Monday afternoon was spent receiving a Remicade infusion. No, it was not regularly scheduled infusion- it was moved up two weeks as my rheumatologist increased the frequency to every 4 weeks and increased the dose from 300mg to 500mg. This is due to the fact that the Remicade/methotrexate combination does not seem to be having the desired impact on RA as evidenced by increased joint pain/swelling, fatigue, and continuously high C-reactive protein tests over the past few months. After trying multiple treatment regimens over the past five years, this result does not surprise me and I knew that the adjustment was coming. Given past experience, I also knew that the chance of getting a “killer” headache after the infusion was high.
My rheumatologist has been working with a neurologist to tackle the headaches. The neurologist mentioned that at the basic level, many headaches are caused by some type of inflammation (see this overview) and he suspects that my body is reacting to the medications in a negative way. There is research to support the idea that inflammatory cytokines including tumor necrosis factor (TNF) may be implicated in causing migraines (see this review of research). Furthermore, it is suggested that anti-TNF medications may be beneficial in treating headaches although no data currently exists to support this notion (for example, see Bo, et al, 2009). But in fact, just the opposite seems to be occurring with some patients taking anti-TNF medications like Humira and Remicade. TNF inhibitor medications used in inflammatory autoimmune diseases are associated with causing headaches. Read any medication guide for these class of biological medications and you’ll see that headaches are one of the most commonly listed side effects (for example, see the FDA guide for Remicade).
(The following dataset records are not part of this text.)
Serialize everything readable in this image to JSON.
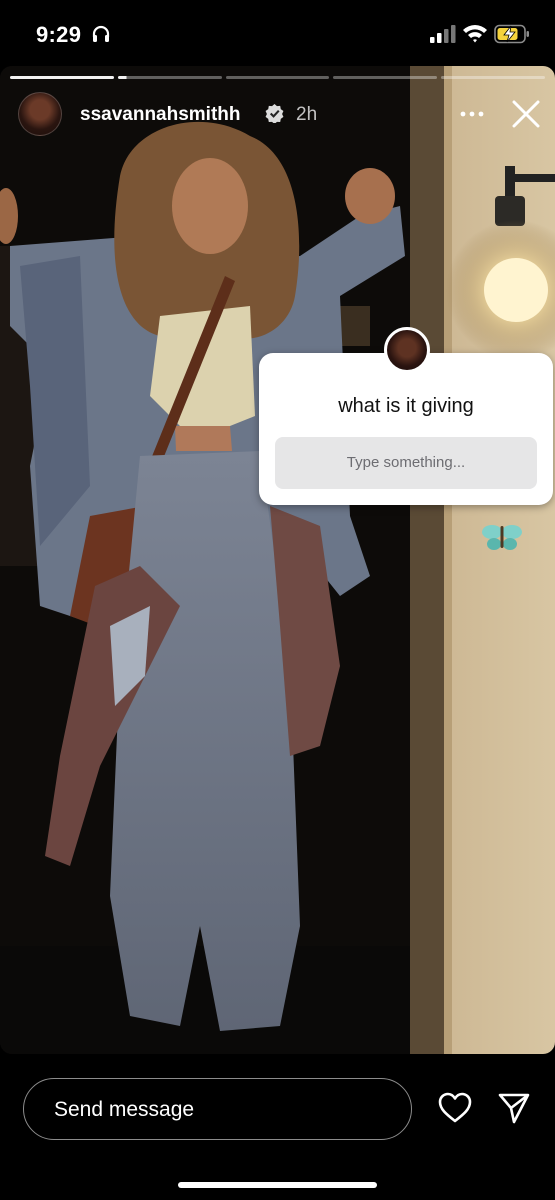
{
  "status_bar": {
    "time": "9:29",
    "headphones_icon": "headphones-icon",
    "signal_icon": "cellular-signal-icon",
    "wifi_icon": "wifi-icon",
    "battery_icon": "battery-charging-icon"
  },
  "story": {
    "segments_total": 5,
    "segments_done": 1,
    "current_segment_progress": 0.08,
    "username": "ssavannahsmithh",
    "verified": true,
    "age": "2h",
    "more_icon": "more-horizontal-icon",
    "close_icon": "close-icon"
  },
  "question_sticker": {
    "question": "what is it giving",
    "placeholder": "Type something..."
  },
  "bottom_bar": {
    "message_placeholder": "Send message",
    "like_icon": "heart-icon",
    "share_icon": "send-icon"
  },
  "colors": {
    "sticker_bg": "#ffffff",
    "input_bg": "#e6e6e7",
    "battery_fill": "#f5d33c"
  }
}
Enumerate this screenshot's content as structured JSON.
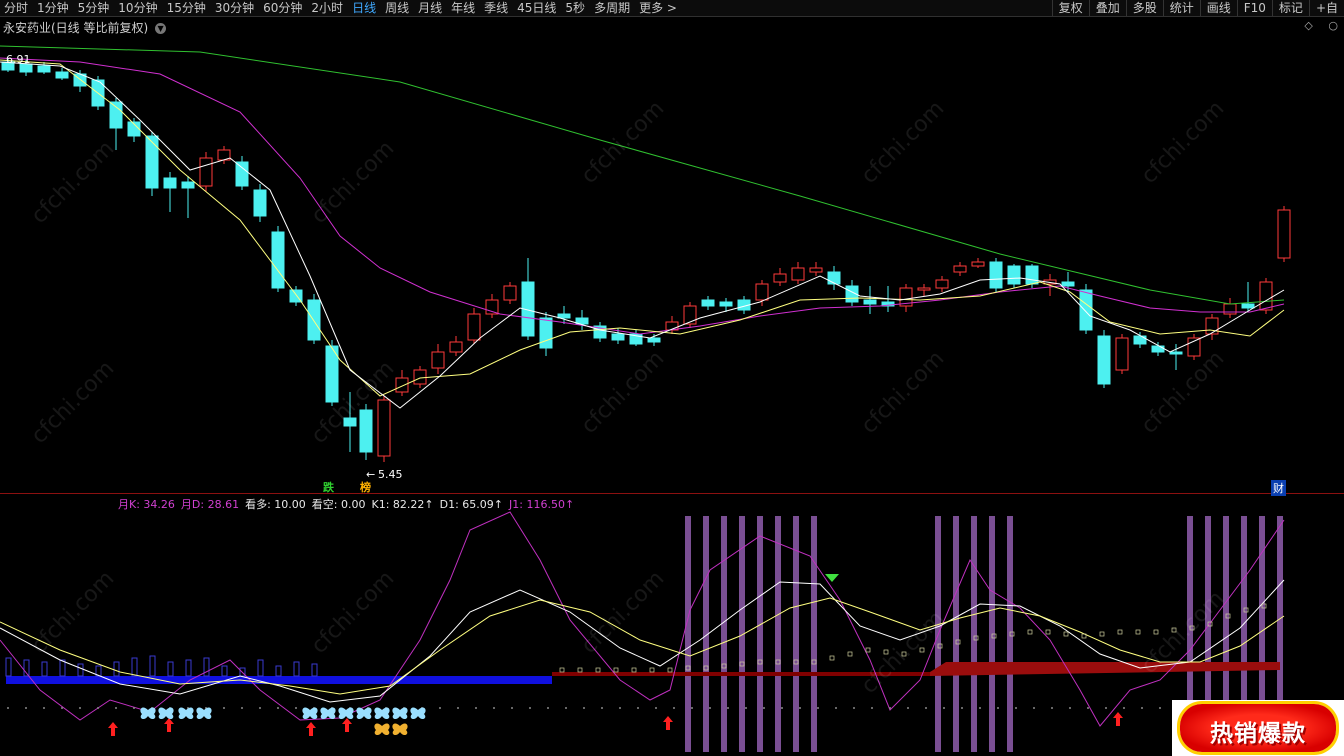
{
  "toolbar": {
    "tabs": [
      {
        "label": "分时"
      },
      {
        "label": "1分钟"
      },
      {
        "label": "5分钟"
      },
      {
        "label": "10分钟"
      },
      {
        "label": "15分钟"
      },
      {
        "label": "30分钟"
      },
      {
        "label": "60分钟"
      },
      {
        "label": "2小时"
      },
      {
        "label": "日线",
        "active": true
      },
      {
        "label": "周线"
      },
      {
        "label": "月线"
      },
      {
        "label": "年线"
      },
      {
        "label": "季线"
      },
      {
        "label": "45日线"
      },
      {
        "label": "5秒"
      },
      {
        "label": "多周期"
      },
      {
        "label": "更多 >"
      }
    ],
    "tools": [
      {
        "label": "复权"
      },
      {
        "label": "叠加"
      },
      {
        "label": "多股"
      },
      {
        "label": "统计"
      },
      {
        "label": "画线"
      },
      {
        "label": "F10"
      },
      {
        "label": "标记"
      },
      {
        "label": "+自"
      }
    ]
  },
  "stock": {
    "title": "永安药业(日线 等比前复权)",
    "menu_icon": "chevron-down-icon"
  },
  "chart": {
    "high_label": "6.91",
    "low_label": "5.45",
    "die_label": "跌",
    "bang_label": "榜",
    "cai_badge": "财",
    "colors": {
      "up": "#ff3a3a",
      "down": "#4df0f0",
      "ma1": "#ffffff",
      "ma2": "#ffff80",
      "ma3": "#d030d0",
      "ma4": "#30c030"
    }
  },
  "indicator": {
    "items": [
      {
        "text": "月K: 34.26",
        "color": "#d040d0"
      },
      {
        "text": "月D: 28.61",
        "color": "#d040d0"
      },
      {
        "text": "看多: 10.00",
        "color": "#e8e8e8"
      },
      {
        "text": "看空: 0.00",
        "color": "#e8e8e8"
      },
      {
        "text": "K1: 82.22↑",
        "color": "#e8e8e8"
      },
      {
        "text": "D1: 65.09↑",
        "color": "#e8e8e8"
      },
      {
        "text": "J1: 116.50↑",
        "color": "#d040d0"
      }
    ]
  },
  "side_icons": [
    "diamond-icon",
    "circle-icon"
  ],
  "watermark": "cfchi.com",
  "promo": "热销爆款"
}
My neurologist indicated that two ways to treat headaches include abortive – knock it down after it starts, or preventative-stop it from happening in the first place. I keep a small pill box of sumitriptan (Imitrex) handy at all times in case a bad headache sneaks up on me. I also take a very low dose, 10mg daily, of nortriptyline as a preventative. This old class of tricyclic antidepressant is also noted as helping manage pain and many rheumatologists use it for fibromyalgia and RA. But the “big guns” come out at the time that I receive an infusion. Last month I was given an injection of 150mg of solu-medrol (methylprednisolone) corticosteroid as a powerful anti-inflammatory headache preventative. The nurse slowly injects it into the infusion line and I could feel a tingling move up my arm, my heart rate increase, and a blast of energy come out of nowhere. Just for perspective, the first day on a Medrol dose pack (see my last post) is a total of 24mg of methylprednisolone. 150mg is a high dose of steroids coming all at once! Forget getting any sleep that evening as insomnia is a classic side effect. Last month the solu-medrol injection seemed to help prevent Remicade-induced headaches. But within two hours of receiving the 500mg dose of Remicade on Monday, a massive headache bore down and lasted for the next 24 hours (of course, the lack of sleep probably didn’t help). Two days later it still feels like I received a big butt whipping.
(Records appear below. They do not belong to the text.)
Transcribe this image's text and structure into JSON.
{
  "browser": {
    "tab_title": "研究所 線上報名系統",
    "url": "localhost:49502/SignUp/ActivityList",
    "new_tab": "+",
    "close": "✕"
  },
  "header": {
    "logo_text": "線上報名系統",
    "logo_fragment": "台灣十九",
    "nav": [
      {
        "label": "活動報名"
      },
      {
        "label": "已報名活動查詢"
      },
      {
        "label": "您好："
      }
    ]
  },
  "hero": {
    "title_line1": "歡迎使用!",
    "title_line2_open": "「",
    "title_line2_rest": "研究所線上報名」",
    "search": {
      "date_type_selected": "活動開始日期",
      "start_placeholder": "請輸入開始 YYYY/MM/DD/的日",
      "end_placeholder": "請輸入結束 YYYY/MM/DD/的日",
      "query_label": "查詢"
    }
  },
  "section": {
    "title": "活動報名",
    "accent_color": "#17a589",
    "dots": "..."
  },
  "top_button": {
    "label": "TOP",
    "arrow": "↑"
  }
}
Side effects are one of many reasons that RA patients stop taking medications. Uncontrolled and debilitating headaches certainly are causing me to think carefully about what’s going with my treatment regimen. I can still recall a month or so early last spring when I stopped Actermra infusions and was waiting to start Remicade infusions. It was a wonderful time as my mind was clear and I had no headaches. Yet, the RA was not under control. While taking no treatment for a while helped reduce headaches, the alternative of receiving permanent damage and disability from uncontrolled RA sounds even worse. Of course, my RA is not under control right now anyway!